English Professor Clark Closser’s student and faculty colleagues alike are dismayed by the news of his retirement scheduled for the end of summer 2010.Please join us Monday, April 26, at 7:30 p.m. in the Plaster Student Union Theater, to hear Professor Clark Closser read his essay “The Summer I Carried a Gun,” a masterpiece set, as the author describes it, “in the gothic darkness of central Georgia in the mid-1960’s,” and is taken from Closser’s autobiography in progress, Death on Valentine Street.
Dr. Closser began teaching in the English Department at Missouri State University (then Southwest Missouri State University) in fall of 1978. He received his Ph.D. from the University of Arkansas, where his dissertation focused on the work of British novelist John Fowles. Closser later had an essay of his on Fowles published in the book John Fowles and Nature: Fourteen Perspectives on Landscape and actually read a version of this essay, “In the Sea of Life Enisled: Narrative Landscape and Catherine’s Fate in ‘The Cloud'” at the John Fowles Symposium in Lyme Regis, England. John Fowles himself, one of the twentieth century’s most important novelists, .was among the delighted audience members to hear Closser’s presentation.

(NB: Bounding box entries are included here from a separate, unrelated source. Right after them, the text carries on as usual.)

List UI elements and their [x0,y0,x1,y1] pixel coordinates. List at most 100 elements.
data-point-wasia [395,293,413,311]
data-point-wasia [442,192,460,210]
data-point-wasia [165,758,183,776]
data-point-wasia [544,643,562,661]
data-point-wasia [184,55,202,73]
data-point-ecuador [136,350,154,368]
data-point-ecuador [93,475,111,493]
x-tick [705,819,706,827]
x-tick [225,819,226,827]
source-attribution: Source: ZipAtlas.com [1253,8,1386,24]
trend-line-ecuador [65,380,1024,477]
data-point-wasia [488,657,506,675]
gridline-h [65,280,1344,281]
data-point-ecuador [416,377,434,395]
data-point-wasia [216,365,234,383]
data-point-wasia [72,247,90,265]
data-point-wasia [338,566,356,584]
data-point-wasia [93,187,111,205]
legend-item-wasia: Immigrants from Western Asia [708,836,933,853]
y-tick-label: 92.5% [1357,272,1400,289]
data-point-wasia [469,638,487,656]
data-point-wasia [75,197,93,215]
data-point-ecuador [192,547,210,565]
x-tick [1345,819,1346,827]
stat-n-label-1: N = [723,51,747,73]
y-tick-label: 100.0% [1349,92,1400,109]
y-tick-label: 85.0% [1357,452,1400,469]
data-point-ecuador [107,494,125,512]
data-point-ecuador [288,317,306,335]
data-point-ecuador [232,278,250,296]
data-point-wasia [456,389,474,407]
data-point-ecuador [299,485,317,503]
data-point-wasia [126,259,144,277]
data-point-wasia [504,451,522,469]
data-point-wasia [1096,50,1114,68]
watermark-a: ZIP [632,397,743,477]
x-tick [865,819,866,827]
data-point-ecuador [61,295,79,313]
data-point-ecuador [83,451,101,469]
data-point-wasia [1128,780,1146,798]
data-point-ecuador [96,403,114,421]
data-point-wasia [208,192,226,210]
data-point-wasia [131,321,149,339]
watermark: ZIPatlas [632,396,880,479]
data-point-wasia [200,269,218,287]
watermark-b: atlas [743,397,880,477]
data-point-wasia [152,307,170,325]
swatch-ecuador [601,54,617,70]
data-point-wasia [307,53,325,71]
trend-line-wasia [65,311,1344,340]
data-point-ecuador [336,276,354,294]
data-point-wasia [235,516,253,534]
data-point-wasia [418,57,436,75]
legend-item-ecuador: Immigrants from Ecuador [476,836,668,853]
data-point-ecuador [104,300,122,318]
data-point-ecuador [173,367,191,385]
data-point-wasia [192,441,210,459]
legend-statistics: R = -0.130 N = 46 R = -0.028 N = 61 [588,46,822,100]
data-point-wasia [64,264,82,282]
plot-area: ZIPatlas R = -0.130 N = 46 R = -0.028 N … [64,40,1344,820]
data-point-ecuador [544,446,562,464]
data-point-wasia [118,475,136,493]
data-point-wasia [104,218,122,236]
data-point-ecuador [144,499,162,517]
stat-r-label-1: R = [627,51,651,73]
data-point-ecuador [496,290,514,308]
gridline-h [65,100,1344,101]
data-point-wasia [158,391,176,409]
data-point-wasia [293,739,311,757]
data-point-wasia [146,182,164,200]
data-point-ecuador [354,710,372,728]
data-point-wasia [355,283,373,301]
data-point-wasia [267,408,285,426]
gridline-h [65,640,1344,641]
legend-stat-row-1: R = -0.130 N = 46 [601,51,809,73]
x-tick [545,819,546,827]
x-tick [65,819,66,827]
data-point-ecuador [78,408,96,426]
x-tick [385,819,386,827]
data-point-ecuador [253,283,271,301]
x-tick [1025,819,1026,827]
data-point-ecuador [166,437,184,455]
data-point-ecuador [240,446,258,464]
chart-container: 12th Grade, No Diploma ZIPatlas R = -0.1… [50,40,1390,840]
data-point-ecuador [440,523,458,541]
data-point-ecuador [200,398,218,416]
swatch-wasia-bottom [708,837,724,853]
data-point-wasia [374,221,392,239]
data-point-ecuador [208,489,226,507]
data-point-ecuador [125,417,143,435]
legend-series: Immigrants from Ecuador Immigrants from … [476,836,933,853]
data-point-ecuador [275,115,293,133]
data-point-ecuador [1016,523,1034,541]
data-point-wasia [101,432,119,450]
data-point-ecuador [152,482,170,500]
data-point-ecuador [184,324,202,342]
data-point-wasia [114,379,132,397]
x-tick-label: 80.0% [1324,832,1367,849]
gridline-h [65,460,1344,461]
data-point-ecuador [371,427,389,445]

Clark Closser is a successful poet and creative nonfiction essayist. His early poems were published in the chapbook His Times, and his personal essays have entertained and enlightened audiences at Missouri State for years, including “Sunday Morning” and “Roger’s Recreation.” His community Nineteenth-Century Novel Reading Group has read a novel every month and discussed it, with Closser’s guidance, at a meeting in a group member’s home. So far, the group has read and discussed over one hundred and fifty novels, including War and Peace and Crime and Punishment!
Regarded by students and faculty alike as a master teacher, Closser seems to have memorized all the recent Norton Anthologies of American and British literature, and typically stands ready to recite key passages of poems, or entire poems, to illustrate a key point in a lecture or discussion. He won a University Teaching Award in 2001 and a College of Arts and Letters Teaching Award in 1997.